Extra

UC and Workers Back at Bargaining Table

By Judith Scherr
Tuesday June 03, 2008 - 02:34:00 PM

University of California service employees, working for 10 months without a contract, have scrapped plans to walk off the job for two days this week and are back at the bargaining table. 

Negotiations started Friday morning, went on Saturday and continued Monday and Tuesday, according to William Schlitz, spokesperson for American Federation of State, County and Municipal Employees Local 3299.  

UC Berkeley custodians earn about 25 percent less than comparable workers at nearby Laney College, Schlitz told the Planet. 

What workers want is not limited to better pay and benefits, however, Schlitz said. It’s about creating working conditions such that workers want to stay in their positions, rather than move to other jobs.  

“There’s a lot of value in the consistency of the work force,” he said, “Look at the UC Berkeley police chief.” 

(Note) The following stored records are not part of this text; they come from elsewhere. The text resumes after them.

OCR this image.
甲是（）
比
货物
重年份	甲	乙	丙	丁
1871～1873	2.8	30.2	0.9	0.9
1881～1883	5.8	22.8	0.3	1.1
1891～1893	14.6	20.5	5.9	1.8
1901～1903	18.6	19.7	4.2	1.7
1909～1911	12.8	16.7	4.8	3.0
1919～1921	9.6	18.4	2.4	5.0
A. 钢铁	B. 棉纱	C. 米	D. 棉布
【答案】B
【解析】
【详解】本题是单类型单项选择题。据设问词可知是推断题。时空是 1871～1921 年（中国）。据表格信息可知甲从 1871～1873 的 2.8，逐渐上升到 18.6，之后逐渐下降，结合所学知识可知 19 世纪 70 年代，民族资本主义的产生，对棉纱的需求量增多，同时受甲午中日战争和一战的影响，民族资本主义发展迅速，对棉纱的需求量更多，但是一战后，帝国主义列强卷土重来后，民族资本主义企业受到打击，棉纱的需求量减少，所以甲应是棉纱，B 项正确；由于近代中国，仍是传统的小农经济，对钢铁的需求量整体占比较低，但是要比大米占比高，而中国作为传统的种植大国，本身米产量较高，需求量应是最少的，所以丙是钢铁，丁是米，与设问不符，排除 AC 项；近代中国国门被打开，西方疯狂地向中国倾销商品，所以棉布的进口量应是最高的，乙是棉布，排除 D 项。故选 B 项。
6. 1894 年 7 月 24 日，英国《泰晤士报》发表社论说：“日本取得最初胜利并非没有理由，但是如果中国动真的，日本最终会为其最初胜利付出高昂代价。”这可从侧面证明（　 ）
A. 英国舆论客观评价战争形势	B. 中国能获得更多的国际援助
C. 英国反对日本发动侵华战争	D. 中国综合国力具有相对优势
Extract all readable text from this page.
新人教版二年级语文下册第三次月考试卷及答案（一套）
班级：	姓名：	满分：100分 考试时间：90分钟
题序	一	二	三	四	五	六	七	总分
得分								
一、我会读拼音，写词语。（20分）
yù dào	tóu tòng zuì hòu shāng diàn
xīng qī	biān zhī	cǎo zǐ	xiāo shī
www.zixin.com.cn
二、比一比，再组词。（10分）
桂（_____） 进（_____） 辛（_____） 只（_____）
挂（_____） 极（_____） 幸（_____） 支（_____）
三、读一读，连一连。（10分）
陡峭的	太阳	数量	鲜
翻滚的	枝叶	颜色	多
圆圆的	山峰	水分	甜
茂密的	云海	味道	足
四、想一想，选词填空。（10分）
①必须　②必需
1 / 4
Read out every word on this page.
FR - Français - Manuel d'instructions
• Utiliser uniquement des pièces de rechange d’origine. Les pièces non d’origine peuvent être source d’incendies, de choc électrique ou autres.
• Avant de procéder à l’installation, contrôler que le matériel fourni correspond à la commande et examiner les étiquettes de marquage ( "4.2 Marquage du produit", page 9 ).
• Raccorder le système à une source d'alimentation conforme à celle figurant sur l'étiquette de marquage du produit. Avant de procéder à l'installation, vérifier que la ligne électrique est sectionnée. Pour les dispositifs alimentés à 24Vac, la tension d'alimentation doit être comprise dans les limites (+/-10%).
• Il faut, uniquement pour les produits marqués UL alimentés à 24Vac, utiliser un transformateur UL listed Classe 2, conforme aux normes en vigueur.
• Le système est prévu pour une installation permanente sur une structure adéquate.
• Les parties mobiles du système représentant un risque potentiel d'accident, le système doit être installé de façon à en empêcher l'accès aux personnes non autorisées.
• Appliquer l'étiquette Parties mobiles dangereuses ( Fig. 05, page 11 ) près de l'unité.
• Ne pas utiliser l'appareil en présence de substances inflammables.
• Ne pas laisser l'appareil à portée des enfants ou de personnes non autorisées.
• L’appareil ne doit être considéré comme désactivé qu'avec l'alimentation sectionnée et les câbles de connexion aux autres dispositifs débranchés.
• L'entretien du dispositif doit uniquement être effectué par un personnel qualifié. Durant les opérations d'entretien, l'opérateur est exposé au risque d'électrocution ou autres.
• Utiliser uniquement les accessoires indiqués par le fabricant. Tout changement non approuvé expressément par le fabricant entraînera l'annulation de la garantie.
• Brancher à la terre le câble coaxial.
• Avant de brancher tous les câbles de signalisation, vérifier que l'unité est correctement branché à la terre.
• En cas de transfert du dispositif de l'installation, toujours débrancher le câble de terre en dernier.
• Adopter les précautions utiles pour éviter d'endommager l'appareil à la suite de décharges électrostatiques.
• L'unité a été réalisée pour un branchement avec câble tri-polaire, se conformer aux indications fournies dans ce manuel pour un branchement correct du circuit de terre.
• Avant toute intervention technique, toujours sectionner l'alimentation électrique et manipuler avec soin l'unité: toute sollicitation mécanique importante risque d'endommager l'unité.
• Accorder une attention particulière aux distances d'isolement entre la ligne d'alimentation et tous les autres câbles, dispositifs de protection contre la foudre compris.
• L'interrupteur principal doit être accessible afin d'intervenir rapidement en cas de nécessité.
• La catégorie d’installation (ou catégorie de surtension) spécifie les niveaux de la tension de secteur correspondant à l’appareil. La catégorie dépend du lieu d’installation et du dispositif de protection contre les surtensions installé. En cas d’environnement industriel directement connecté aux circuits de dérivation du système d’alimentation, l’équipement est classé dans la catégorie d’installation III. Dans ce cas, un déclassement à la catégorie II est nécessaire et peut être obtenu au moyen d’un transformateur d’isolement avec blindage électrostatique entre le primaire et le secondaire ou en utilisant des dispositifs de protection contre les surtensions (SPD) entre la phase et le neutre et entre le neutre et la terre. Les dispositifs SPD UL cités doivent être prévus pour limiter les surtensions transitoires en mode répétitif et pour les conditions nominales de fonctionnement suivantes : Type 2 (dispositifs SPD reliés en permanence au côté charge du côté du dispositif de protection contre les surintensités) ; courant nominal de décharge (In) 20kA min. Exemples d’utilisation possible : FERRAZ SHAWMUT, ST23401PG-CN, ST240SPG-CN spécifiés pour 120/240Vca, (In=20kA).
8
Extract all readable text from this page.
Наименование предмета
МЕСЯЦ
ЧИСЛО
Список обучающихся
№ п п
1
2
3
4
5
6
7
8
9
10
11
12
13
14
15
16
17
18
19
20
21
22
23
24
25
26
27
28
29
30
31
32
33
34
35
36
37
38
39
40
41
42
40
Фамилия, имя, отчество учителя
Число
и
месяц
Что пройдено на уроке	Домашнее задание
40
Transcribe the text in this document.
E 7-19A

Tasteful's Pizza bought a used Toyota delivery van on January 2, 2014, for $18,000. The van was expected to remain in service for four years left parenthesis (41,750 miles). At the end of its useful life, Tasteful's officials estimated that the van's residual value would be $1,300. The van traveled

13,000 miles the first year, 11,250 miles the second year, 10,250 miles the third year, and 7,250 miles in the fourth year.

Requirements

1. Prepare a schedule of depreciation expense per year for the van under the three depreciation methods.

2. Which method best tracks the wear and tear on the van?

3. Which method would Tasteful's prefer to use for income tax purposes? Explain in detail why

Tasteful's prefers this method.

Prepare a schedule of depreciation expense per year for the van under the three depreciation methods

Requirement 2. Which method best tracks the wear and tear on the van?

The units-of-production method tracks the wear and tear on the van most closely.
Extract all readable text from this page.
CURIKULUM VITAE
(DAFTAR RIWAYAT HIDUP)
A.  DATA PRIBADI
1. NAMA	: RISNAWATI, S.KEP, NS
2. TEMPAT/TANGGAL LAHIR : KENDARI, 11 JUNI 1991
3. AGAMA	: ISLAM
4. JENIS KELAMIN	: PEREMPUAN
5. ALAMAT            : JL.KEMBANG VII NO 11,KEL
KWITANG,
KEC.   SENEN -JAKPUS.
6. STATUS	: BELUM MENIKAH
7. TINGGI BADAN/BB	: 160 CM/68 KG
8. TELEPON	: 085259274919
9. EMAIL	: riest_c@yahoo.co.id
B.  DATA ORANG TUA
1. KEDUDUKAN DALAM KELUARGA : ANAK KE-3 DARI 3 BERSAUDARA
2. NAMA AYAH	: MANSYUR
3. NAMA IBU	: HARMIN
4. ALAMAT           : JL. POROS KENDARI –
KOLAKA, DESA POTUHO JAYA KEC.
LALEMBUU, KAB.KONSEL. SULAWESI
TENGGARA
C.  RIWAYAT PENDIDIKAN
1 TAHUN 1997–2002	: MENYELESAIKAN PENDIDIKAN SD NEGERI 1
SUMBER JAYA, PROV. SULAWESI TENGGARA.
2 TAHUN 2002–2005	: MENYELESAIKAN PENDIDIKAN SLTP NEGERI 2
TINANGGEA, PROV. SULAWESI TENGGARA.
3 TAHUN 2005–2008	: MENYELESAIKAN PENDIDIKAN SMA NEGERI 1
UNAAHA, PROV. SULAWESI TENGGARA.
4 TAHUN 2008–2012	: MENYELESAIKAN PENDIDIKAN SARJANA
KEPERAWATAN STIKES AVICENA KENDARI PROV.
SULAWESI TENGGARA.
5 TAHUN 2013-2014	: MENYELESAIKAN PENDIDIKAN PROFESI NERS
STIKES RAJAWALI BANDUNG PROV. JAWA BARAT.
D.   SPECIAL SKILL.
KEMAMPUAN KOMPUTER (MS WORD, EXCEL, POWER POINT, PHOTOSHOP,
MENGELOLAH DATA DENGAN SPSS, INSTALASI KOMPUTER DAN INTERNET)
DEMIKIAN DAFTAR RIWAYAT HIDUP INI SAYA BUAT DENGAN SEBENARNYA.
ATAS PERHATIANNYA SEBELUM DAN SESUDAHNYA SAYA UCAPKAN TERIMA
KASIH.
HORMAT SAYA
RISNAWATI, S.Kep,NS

Schlitz was referring to the retirement and rehiring of UC Berkeley Police Chief Victoria Harrison last summer. Harrison retired last summer and got a lump-sum retirement payment of $2.1 million. She was then rehired at her rate of base pay, $175,000 annually (plus a merit increase that was to come in October 2007) and a stipend of $12,700 for “extra responsibilities.” 

Then there’s the cost of the new UC president’s dwellings. Incoming UC President Mark G. Yudof will live in a 6,800 square-foot home in Oakland, which the university will rent, with furnishings, at $11,360 per month, increasing to $11,750 per month in the second year. The university will pick up utilities expected to be at about $2,025 per month.  

(It is estimated that it will cost around $9 million to repair the 13,000 square-foot house in Kensington where UC presidents regularly live.) 

The question of the police chief’s pay and the university president’s rent, according to Schlitz, shows “it’s not an issue of resources—it’s an issue of priorities.” 

UC spokesperson Nicole Savickas said funding for different needs comes from different sources, so payment for renting the house would likely come from different funding than paying worker salaries. She added that she did not know with certainty what fund the police chief’s salary and the house are paid from. 

Savickas further pointed out that, even within the AFSCME workers, funding and therefore salary is not the same for hospital workers at university medical centers and the service workers at the campus. 

The hospital workers are being offered a 4-to-15 percent increase the first year, she said, making them competitive with the general market. 

Other university employees such as food service, grounds and security workers are funded through the state and are facing California’s budget shortfall. They’re being offered 2-13.5 percent increases “to address the most serious lags,” Savickas said.  

“We have proposed reopening wages once we have the final budget from the governor,” she said.